There were several times while on the AT I had to reassess the situation and my bearings before heading off on the trail again because the trail looked identical to the trail I had been hiking on causing deja vu moments. “I just crossed this bridge…. no I think its another one… just keep going eventually you will find a blaze….” One thing I will say is if you ever feel you have missed a blaze on a trail or think you have gone off trail look behind you. More times than not I would miss a blaze in front of me and turn around and there was one right behind me. Another fun tip about trail hiking is that you should always turn the direction you turned into the camp to continue on the trail. For example if you turned left to get to the campsite or shelter turn left onto the trail when you are ready to leave. Unless you are headed back in the direction you came.

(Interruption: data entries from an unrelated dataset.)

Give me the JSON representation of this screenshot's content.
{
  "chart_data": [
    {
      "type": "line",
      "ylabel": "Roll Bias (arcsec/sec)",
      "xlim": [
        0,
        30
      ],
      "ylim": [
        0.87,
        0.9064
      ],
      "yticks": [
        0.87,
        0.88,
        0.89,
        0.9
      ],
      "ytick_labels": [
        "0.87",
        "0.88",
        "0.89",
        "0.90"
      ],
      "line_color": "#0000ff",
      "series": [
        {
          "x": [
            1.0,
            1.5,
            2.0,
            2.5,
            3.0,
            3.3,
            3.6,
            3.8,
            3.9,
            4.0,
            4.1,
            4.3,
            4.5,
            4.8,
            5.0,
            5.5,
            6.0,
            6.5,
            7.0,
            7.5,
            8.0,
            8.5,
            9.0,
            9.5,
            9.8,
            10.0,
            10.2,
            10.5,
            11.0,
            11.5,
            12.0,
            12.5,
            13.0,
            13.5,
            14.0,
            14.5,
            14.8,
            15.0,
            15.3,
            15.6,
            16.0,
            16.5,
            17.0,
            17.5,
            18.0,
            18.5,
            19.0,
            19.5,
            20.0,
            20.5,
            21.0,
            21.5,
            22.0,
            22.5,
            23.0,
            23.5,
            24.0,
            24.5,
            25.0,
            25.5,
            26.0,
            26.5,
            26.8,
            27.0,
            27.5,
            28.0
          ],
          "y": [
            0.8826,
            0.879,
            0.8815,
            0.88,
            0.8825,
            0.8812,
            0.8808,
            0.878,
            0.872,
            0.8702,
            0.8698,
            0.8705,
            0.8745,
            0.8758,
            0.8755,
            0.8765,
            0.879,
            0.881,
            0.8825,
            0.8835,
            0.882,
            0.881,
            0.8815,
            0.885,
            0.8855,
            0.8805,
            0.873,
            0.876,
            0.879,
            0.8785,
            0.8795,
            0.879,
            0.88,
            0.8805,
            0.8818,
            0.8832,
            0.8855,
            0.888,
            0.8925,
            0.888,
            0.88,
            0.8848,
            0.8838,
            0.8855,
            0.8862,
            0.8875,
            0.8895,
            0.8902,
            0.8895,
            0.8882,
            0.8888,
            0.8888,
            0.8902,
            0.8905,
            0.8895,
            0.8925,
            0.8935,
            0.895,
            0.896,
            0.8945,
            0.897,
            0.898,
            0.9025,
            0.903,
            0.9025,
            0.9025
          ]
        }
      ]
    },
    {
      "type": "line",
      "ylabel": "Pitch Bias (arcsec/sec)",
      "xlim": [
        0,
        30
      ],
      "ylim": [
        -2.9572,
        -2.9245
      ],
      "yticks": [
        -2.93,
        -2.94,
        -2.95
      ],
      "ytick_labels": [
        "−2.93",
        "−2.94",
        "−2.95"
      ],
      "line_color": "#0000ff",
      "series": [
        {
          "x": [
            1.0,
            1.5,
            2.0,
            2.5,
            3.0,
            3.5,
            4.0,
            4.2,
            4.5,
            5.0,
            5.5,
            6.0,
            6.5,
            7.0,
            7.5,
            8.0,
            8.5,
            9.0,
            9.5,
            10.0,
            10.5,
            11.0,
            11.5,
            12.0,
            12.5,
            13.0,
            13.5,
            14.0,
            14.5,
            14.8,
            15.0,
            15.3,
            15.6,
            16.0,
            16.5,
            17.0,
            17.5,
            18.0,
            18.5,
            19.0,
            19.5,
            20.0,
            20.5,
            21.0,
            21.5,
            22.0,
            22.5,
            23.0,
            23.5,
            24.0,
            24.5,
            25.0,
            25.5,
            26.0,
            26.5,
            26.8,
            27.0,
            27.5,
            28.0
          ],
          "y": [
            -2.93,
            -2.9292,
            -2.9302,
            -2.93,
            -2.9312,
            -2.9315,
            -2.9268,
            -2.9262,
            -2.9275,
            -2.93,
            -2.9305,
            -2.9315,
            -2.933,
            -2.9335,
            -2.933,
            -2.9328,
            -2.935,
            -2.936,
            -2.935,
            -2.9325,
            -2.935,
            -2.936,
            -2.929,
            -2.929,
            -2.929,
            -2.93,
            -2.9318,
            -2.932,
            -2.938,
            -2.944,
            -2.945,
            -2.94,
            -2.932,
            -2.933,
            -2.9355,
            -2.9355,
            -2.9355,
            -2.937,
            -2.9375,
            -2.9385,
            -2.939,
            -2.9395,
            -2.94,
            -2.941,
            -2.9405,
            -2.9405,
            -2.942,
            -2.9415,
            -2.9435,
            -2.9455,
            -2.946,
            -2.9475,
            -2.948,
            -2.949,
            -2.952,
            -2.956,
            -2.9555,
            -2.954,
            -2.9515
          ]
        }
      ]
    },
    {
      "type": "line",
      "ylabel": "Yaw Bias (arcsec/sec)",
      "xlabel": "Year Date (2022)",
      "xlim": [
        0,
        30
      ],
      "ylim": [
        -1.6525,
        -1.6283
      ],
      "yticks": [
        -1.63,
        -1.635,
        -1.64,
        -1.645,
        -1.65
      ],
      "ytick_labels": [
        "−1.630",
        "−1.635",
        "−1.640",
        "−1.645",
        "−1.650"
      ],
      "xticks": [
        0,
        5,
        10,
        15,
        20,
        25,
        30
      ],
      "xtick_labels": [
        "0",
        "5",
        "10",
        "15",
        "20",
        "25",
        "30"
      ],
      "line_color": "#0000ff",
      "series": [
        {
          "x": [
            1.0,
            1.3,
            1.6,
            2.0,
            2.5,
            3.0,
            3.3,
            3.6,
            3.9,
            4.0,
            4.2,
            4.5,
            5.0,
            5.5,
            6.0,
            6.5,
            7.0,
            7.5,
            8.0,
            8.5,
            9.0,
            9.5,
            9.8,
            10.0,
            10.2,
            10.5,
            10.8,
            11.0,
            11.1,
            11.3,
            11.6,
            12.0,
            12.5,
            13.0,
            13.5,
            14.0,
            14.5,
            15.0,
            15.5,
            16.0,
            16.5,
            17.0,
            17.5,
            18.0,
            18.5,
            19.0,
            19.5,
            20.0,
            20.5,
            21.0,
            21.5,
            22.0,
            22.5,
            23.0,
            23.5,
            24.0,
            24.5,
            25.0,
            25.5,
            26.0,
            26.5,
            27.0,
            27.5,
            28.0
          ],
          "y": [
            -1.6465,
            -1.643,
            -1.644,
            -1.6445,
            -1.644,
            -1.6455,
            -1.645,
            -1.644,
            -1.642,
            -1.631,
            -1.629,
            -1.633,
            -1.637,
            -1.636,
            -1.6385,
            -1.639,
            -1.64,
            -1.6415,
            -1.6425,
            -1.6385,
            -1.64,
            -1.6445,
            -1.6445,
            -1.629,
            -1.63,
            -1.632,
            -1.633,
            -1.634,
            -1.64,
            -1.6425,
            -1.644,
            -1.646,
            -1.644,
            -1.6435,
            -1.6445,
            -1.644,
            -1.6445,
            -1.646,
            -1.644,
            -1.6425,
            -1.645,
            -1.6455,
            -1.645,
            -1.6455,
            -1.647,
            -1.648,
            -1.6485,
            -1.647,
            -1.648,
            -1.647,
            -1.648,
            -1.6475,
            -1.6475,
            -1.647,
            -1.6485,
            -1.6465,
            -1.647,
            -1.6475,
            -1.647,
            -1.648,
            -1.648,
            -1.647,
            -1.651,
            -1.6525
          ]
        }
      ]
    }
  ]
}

The deja vu moments for myself were typically caused by day dreaming or getting lost inside my head. On long distance hikes you begin to hike the trails of your mind while hiking the trail. As you put one foot in front of the other the monotony of doing the same task eight hours each day causes you to begin to think about anything and everything. You think about your past your future and everything in-between. There are some points where you slip away from it all and then return. Its very similar to driving the same route often enough that you blink and you have some how missed a whole section of the road and you are now many miles away from where you started. In the beginning you will be very worried of where you are placing your feet so you are constantly thinking about where to place your feet but eventually you will get lost and then hit a root or rock and you will be instantly brought back to the trail. Getting lost in your mind is a great thing. Helps you clear out the clutter. That is in my opinion one of the greatest things about hiking is to get away from it all and clear out your head.
What do you do if you find yourself getting lost on the trail? What is your best or funniest getting lost story?